Execution of the Strategic Plan
The five pillars underpinning Telefónica’s strategy are also progressing well. In terms of the main markets, Spain remains the European leader in fibre rollout, with 5G coverage reaching 80% of the territory, while in the UK the merger of O2 and Virgin Media is progressing as expected, after the UK regulator (CMA) gave preliminary approval for the deal in April. In Brazil, the acquisition of Oi’s mobile assets is also on track, and in Germany the company closed during the quarter a national roaming agreement with 1&1 Drillisch which guarantees a long-term revenue stream.
At Hispam, the improvement in the operating model is becoming increasingly evident. Maximising operating cost efficiencies and investment are enabling a strong increase in operating cash flow in the region.
Telefónica Tech reinforced its growth story in the first quarter with a 25.1% increase in revenues to €166 million, while continuing with the services migration process and the transfer of businesses and assets.
In this way, Telefónica Tech is making progress in its objective of expanding the company’s perimeter, which will be extended over the coming months.

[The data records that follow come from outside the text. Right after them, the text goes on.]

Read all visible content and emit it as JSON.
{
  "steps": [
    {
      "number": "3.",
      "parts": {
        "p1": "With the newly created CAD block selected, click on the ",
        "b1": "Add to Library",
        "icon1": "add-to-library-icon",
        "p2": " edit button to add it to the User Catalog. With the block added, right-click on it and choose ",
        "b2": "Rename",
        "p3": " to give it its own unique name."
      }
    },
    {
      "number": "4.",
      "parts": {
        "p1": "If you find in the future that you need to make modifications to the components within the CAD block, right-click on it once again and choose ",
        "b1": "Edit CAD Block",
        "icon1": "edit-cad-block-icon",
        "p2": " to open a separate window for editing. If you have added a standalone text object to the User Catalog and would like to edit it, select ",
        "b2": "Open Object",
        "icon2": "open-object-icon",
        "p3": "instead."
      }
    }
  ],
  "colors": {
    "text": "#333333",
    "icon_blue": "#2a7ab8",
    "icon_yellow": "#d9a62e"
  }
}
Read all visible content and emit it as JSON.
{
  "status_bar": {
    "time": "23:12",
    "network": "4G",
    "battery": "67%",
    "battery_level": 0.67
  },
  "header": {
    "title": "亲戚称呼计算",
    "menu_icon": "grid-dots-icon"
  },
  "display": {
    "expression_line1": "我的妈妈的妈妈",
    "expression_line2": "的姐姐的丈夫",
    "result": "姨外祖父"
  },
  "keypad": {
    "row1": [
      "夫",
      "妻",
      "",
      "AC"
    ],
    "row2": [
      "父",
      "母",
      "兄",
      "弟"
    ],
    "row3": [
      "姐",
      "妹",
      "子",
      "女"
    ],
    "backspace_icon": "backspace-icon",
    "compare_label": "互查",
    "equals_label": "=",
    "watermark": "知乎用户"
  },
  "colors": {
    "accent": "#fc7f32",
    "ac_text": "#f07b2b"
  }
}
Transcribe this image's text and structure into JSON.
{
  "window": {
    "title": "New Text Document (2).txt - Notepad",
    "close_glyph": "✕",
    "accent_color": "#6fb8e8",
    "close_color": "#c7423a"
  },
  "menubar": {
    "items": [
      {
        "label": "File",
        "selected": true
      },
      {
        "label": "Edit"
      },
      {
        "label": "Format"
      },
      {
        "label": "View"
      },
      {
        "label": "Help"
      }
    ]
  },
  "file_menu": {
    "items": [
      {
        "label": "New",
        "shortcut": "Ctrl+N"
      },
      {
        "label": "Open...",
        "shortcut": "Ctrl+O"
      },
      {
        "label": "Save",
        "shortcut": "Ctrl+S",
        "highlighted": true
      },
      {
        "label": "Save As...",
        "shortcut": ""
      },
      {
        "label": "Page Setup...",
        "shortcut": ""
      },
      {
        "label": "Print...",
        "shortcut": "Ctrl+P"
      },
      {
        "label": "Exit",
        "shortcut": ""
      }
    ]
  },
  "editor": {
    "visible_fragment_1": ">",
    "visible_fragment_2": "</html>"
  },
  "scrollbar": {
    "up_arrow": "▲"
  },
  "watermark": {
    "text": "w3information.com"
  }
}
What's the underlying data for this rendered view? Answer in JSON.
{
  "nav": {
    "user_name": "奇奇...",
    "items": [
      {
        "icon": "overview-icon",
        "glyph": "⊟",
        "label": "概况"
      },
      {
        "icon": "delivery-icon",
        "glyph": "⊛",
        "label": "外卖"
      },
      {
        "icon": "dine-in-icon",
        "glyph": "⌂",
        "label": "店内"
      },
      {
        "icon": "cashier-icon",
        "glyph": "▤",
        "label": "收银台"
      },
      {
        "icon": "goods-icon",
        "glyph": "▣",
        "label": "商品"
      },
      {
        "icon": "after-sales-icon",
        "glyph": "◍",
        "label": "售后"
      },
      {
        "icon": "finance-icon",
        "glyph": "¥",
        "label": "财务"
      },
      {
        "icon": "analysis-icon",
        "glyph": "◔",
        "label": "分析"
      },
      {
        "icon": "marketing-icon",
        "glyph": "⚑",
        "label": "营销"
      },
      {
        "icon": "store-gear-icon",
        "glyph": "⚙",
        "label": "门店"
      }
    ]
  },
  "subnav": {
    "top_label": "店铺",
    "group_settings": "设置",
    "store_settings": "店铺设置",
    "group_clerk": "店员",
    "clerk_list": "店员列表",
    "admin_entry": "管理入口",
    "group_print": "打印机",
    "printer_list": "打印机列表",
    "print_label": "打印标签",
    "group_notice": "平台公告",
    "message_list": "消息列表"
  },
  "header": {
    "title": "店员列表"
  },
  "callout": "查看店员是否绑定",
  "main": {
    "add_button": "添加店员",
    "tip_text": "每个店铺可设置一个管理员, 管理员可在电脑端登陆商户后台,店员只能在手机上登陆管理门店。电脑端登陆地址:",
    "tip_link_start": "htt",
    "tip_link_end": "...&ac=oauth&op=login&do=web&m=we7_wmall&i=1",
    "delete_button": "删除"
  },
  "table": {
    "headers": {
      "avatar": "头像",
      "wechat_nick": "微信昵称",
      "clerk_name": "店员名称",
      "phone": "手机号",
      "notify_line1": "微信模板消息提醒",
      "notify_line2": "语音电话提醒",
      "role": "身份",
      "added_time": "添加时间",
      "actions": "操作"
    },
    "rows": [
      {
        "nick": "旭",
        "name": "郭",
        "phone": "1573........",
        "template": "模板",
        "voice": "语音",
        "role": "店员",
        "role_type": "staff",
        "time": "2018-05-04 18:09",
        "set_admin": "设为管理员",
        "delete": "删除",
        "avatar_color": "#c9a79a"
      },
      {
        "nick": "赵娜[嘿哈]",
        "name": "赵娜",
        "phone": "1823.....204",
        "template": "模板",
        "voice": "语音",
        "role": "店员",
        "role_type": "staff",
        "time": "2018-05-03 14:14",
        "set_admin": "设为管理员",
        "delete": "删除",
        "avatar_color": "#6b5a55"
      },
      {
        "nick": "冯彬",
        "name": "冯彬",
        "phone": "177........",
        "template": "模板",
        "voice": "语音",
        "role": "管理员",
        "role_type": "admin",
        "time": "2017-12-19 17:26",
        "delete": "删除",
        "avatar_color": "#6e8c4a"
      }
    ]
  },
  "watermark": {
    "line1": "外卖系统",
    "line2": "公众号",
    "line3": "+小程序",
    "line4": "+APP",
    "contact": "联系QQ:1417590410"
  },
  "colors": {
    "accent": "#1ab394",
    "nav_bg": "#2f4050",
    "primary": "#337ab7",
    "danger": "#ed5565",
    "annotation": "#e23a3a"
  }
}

In addition, it continues to rely on its operational and commercial capabilities, its differential assets and agreements with key partners to offer its services to the group’s more than 5.5 million B2B customers.
As for Telefónica Infra, along with the creation of the aforementioned wholesale vehicles, its main success during the first quarter was the sale of Telxius’ tower business to American Tower Company for €7.7 billion, a deal at record multiples and a benchmark for the sector.
Finally, the fifth strategic pillar, which seeks to simplify and digitise the current operating model to a greater extent, also bore fruit during the quarter. Digitalisation of processes accounted for 79%, while digital sales grew 37% in the four key markets and now represent 35% of the total. In other words, up to March, nearly 30 million customers, an increase of 12%, have opted to use digital channels across the group.
Another highlight of the first quarter was the placement of a hybrid sustainable bond, the first of its kind in the sector and a further demonstration of Telefónica’s commitment to sustainable development. The amount of this operation, which reached €1,000 million, allows the company to extend the scope of its financing to social projects in Spain, Germany and Brazil, while giving continuity to environmental initiatives in line with the green bonds issued in 2019 and 2020, with which the Group was also a pioneer.